FCA staff to walk out on Wednesday in first strike action since finance watchdog’s inception
Staff at the Financial Conduct Authority (FCA) represented by Unite the union will stage the first walk out since the watchdog was created on Wednesday.
Employees will protest outside the FCA’s head office in Stratford, east London on Wednesday and Thursday to demonstrate their anger at their employer’s latest pay offer.
Further action will take place on 9 and 10 June and 5 and 6 July.

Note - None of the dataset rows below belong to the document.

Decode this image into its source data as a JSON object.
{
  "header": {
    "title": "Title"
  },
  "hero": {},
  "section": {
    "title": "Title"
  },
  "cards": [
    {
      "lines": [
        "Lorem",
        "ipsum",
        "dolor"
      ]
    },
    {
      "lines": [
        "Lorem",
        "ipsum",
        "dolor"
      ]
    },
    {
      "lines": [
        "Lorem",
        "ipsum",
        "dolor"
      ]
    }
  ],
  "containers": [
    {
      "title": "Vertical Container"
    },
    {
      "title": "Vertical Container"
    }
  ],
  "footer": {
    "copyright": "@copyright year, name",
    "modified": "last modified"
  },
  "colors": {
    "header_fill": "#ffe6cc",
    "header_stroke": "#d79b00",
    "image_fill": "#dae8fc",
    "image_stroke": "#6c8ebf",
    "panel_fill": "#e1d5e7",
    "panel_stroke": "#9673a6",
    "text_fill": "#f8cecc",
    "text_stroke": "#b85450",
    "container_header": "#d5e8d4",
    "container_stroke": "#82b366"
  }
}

A similar event will take place at the FCA’s offices in Edinburgh on Wednesday.
The City regulator has tabled a fresh employment offer that lifts most workers’ pay 12 per cent over the next two years, supported by a one-off cash payment of four per cent this month.
The new pay structure is designed to incentivise workers to improve their productivity levels by linking wage increases to performance.
Unite characterised the offer as a pay cut when announcing last month the strike action would go ahead, adding “unfair appraisals are extremely detrimental to thousands of staff and it is time for the FCA to rethink these plans”.
Fewer than one in ten of FCA staff actually supported strike action, City A.M. exclusively reported when the walk out plans were announced.
Unite said over 75 per cent of union members that participated in the vote backed the industrial action proposal.
The FCA has yet to recognise an independent trade union, but City A.M. understands it is willing to.
Nikhil Rathi, chief executive of the FCA, said in March the employment offer means the regulator “will continue to provide one of the best, if not the best, overall employment package of any regulator or enforcement agency in the UK”.